Estas líneas las escribo al calor de la experiencia formativa. Más allá de objetivos y contenidos del curso, hay, una semana después de su impartición, resonancias e intuiciones que necesito escribir para terminar de darles forma…

Tiendo a pensar en esquemas, en estructuras en equilibrio, en claves y flechas. A estas alturas, me resulta cansino precisar si esta forma de aprehender el mundo viene de serie, con mi vigésimo tercer par cromosómico, si fue arraigando en mí durante los procesos de socialización de género, si forma parte de mi organización neurológica o fue porque caí accidentalmente en una marmita de pequeño. De un modo u otro, me resulta fácil codificar lo que ocurre en mapas conceptuales, en constelaciones, en sistemas geométricos, en dibujos, en imágenes, en metáforas, en mecanismos, en juegos y, en ocasiones, en versos y silencios. Sé que no es la única forma de pensar, probablemente tampoco la mejor, en todo caso es la mía y es la que puedo poner al servicio de mi trabajo en el centro.

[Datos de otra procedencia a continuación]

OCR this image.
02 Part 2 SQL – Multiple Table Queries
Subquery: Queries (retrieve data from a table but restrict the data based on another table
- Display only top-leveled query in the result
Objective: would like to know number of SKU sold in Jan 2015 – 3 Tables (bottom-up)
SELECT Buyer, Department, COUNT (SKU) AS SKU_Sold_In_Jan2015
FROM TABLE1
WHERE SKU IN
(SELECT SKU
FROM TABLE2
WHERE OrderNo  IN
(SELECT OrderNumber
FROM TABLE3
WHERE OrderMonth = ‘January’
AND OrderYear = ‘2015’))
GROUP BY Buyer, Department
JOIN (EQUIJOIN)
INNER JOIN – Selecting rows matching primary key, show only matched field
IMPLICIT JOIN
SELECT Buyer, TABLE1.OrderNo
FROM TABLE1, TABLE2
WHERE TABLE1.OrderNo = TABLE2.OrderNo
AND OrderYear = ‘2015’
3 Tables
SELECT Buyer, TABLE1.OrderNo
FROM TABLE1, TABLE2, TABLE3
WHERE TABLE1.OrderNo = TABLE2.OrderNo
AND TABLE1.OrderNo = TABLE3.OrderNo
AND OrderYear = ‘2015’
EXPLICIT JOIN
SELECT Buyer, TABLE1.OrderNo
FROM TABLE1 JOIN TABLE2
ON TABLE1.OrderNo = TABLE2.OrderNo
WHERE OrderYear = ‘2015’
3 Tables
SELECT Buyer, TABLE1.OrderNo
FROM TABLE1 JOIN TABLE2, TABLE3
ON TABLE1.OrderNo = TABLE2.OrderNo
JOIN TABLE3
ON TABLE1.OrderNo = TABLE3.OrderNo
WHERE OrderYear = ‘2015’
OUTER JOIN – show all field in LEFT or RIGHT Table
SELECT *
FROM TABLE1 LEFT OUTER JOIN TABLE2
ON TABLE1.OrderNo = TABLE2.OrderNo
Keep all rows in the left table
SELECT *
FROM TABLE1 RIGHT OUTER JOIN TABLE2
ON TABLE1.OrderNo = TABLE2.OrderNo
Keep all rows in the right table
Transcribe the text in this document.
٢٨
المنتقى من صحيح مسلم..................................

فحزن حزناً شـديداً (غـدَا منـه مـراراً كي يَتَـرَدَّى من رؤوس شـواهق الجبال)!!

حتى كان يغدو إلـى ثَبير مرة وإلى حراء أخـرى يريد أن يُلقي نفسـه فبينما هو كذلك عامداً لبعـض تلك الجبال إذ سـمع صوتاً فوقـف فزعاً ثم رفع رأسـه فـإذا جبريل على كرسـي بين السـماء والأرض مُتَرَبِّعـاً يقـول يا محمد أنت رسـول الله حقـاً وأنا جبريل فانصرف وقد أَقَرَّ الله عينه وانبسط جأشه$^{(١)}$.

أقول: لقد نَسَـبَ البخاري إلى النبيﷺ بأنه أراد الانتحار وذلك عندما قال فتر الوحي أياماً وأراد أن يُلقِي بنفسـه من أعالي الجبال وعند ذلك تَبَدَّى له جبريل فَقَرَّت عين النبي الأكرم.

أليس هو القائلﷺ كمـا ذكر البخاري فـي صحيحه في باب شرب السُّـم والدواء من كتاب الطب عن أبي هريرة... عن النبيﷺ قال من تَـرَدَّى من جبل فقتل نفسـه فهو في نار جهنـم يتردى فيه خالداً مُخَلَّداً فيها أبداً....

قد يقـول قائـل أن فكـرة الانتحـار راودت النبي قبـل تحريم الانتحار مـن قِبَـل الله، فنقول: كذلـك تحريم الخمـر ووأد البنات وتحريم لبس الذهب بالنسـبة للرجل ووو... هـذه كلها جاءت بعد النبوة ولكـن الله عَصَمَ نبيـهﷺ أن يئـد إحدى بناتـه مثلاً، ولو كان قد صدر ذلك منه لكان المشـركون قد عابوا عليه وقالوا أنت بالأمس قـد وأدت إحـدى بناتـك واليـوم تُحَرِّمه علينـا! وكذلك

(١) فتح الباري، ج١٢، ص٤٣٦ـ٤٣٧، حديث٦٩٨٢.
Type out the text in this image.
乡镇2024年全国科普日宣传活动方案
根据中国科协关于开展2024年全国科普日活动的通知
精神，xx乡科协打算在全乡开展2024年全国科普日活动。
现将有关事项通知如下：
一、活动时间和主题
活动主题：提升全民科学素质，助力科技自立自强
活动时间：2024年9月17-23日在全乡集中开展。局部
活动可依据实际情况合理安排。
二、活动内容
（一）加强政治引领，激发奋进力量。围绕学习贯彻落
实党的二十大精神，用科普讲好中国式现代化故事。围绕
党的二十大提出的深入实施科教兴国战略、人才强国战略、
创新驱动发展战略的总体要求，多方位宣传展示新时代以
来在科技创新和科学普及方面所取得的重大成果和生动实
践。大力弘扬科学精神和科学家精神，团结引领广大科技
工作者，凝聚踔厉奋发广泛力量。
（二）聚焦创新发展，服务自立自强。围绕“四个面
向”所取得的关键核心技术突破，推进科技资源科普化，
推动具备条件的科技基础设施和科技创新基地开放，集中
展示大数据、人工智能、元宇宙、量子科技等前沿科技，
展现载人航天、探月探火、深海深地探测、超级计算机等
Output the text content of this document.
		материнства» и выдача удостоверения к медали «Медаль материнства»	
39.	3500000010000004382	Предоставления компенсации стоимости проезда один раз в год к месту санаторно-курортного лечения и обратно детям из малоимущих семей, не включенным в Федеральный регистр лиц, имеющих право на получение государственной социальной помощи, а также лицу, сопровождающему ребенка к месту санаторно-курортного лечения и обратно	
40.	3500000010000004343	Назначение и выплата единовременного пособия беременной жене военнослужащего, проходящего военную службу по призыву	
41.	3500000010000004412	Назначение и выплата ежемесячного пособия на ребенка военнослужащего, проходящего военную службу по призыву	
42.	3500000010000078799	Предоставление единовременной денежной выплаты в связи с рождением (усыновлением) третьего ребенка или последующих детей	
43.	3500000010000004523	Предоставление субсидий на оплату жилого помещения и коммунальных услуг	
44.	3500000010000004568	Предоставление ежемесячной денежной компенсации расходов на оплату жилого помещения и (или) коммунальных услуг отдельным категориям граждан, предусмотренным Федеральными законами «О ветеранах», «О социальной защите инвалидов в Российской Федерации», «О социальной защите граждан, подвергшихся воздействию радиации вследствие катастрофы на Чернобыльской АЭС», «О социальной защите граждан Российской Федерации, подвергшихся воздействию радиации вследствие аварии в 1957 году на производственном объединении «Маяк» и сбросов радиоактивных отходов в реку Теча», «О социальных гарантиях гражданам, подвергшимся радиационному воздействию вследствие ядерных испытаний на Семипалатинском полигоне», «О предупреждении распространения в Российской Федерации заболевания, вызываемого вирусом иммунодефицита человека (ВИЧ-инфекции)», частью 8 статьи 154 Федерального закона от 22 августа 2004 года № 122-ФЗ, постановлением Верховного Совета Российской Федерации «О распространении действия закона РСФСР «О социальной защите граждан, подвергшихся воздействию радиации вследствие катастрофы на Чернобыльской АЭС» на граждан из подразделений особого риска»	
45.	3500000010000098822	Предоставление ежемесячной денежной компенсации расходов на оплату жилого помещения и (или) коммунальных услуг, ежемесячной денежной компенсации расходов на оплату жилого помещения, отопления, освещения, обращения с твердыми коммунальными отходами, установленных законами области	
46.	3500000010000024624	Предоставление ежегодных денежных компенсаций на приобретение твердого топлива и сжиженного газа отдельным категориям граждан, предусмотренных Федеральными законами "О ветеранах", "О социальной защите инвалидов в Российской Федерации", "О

El curso me ha puesto frente a otra forma de acción y pensamiento que me maravilla. A falta de encontrar una palabra para describirla o de un mapa para fijarla, se me ocurre el baile como metáfora... No es el todo simultáneo sino la construcción secuencial, no es ni el árbol ni el bosque, sino el crecimiento y devenir de ambos, no es la ocupación de la totalidad del espacio mental sino la articulación de un discurso en movimiento que se construye, envuelve y desenvuelve junto a otros movimientos, es un decir que rodea y configura, que acaricia, mueve sin violencia, y pone en juego a todo el ser en un orden confuso, en una confusión ordenada. No es solo el programa, el tesón y el objetivo sino también, la espontaneidad, la emoción y el disfrute. No es tanto la precisión en la trazabilidad del argumento como la intuición en la compleja pirueta, el giro inesperado, la vuelta dada. Es la sutileza del gesto que invita, es lo evidente, aunque no dicho, es lo insinuado, es el ritmo donde se da, sin incongruencia, la presencia para sostener y el espacio para posibilitar el movimiento ajeno. No es solo el decir sino la escucha, no es solo el incidir sino el alojar.

He conocido a grandes hombres y mujeres, singulares en estas y otras formas de pensamiento, pero de entre todas las posibilidades, el curso me ha permitido acercarme, de otro modo, a grandes mujeres que “bailan” en el desarrollo de su profesionalidad. Es una danza que no deja de sorprenderme, quizás porque yo para bailar necesito espacios más privados y seguros.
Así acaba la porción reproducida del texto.